Like most other countries, Hamburg did not have any kind of association with the American states before 1783, for the simple reason that they were a British monopoly so trade with them was effectively closed. After America won its independence, however, the city of Hamburg was among the first to send the fledgling nation its best wishes, and to propose a trading relationship. Within a short time, Hamburg merchants, like Voght & Sieveking, were sending ships across the Atlantic with their holds full of Westphalian and Silesian textiles, and returning with all those commodities that had proved so lucrative for British traders over the preceding decades: rice, sugar, cocoa, coffee, cotton and, of course, tobacco.

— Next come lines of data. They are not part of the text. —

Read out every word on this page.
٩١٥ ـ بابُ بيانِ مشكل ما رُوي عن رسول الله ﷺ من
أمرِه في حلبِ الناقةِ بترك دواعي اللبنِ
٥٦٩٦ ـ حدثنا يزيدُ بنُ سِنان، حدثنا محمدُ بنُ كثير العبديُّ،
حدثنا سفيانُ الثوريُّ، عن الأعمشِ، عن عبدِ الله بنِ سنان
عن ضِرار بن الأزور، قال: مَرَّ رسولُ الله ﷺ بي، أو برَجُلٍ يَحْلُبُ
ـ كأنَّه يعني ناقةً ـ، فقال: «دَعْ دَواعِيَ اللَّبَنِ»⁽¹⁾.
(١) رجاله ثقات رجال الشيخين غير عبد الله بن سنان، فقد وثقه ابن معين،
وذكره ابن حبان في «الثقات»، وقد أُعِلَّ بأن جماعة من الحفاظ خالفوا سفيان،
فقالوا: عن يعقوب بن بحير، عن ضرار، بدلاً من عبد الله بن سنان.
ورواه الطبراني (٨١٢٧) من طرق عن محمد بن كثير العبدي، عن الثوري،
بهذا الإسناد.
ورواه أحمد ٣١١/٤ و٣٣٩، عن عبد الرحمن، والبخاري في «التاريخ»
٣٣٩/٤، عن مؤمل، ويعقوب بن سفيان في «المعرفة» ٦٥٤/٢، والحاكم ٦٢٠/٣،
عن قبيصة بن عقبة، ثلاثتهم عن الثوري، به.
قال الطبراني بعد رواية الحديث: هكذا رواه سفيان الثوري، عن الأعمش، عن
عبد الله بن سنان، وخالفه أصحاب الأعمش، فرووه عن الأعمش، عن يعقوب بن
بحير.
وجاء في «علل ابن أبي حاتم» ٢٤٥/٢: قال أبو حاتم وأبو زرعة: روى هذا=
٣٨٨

The links between Hamburg and America were based on the huge volumes of trade that passed between them, but over time a more personal side to the relationship evolved. In the second half of the nineteenth century one of the city’s biggest exports to the USA was not ceramics, textiles or glassware but people. America was opening up as a land of opportunity, and thousands of Germans were emigrating there each year in search of a better life – many of them Hamburgers.

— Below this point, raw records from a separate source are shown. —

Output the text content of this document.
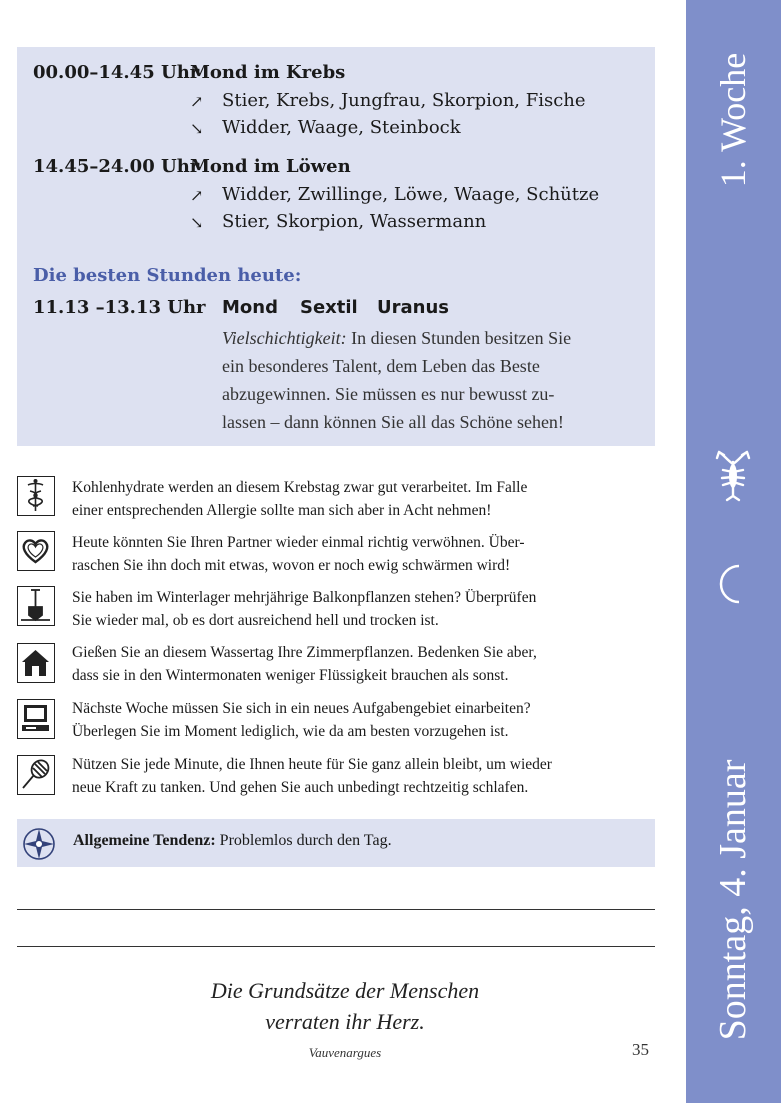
1. Woche
Sonntag, 4. Januar
00.00–14.45 Uhr
Mond im Krebs
↗ Stier, Krebs, Jungfrau, Skorpion, Fische
↘ Widder, Waage, Steinbock
14.45–24.00 Uhr
Mond im Löwen
↗ Widder, Zwillinge, Löwe, Waage, Schütze
↘ Stier, Skorpion, Wassermann
Die besten Stunden heute:
11.13 –13.13 Uhr Mond Sextil Uranus
Vielschichtigkeit: In diesen Stunden besitzen Sie
ein besonderes Talent, dem Leben das Beste
abzugewinnen. Sie müssen es nur bewusst zu-
lassen – dann können Sie all das Schöne sehen!
Kohlenhydrate werden an diesem Krebstag zwar gut verarbeitet. Im Falle
einer entsprechenden Allergie sollte man sich aber in Acht nehmen!
Heute könnten Sie Ihren Partner wieder einmal richtig verwöhnen. Über-
raschen Sie ihn doch mit etwas, wovon er noch ewig schwärmen wird!
Sie haben im Winterlager mehrjährige Balkonpflanzen stehen? Überprüfen
Sie wieder mal, ob es dort ausreichend hell und trocken ist.
Gießen Sie an diesem Wassertag Ihre Zimmerpflanzen. Bedenken Sie aber,
dass sie in den Wintermonaten weniger Flüssigkeit brauchen als sonst.
Nächste Woche müssen Sie sich in ein neues Aufgabengebiet einarbeiten?
Überlegen Sie im Moment lediglich, wie da am besten vorzugehen ist.
Nützen Sie jede Minute, die Ihnen heute für Sie ganz allein bleibt, um wieder
neue Kraft zu tanken. Und gehen Sie auch unbedingt rechtzeitig schlafen.
Allgemeine Tendenz: Problemlos durch den Tag.
Die Grundsätze der Menschen
verraten ihr Herz.
Vauvenargues	35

Despite the great wealth of certain sections of the community on the Elbe, poverty was rife among the lower classes, 7and for many in Hamburg’s slum districts the temptation to start afresh on the other side of the Atlantic proved irresistible. It was not a decision that was made lightly. Travelling to America was a desperate business, and conditions during the long sea voyage were comparable to those in eighteenth-century slave ships. Travellers would be crammed into a dark hold with barely anything to eat and only half a pint of water to drink each day. There was little sanitation, no doctors, and after seventy days at sea it was not uncommon for diseases like typhoid or cholera to have claimed up to a fifth of the passengers. For those who survived, conditions on the other side of the Atlantic were often only marginally better than those they had left at home, but a large proportion did find a better life, and the letters they sent back were enough to inspire yet more people to make the journey.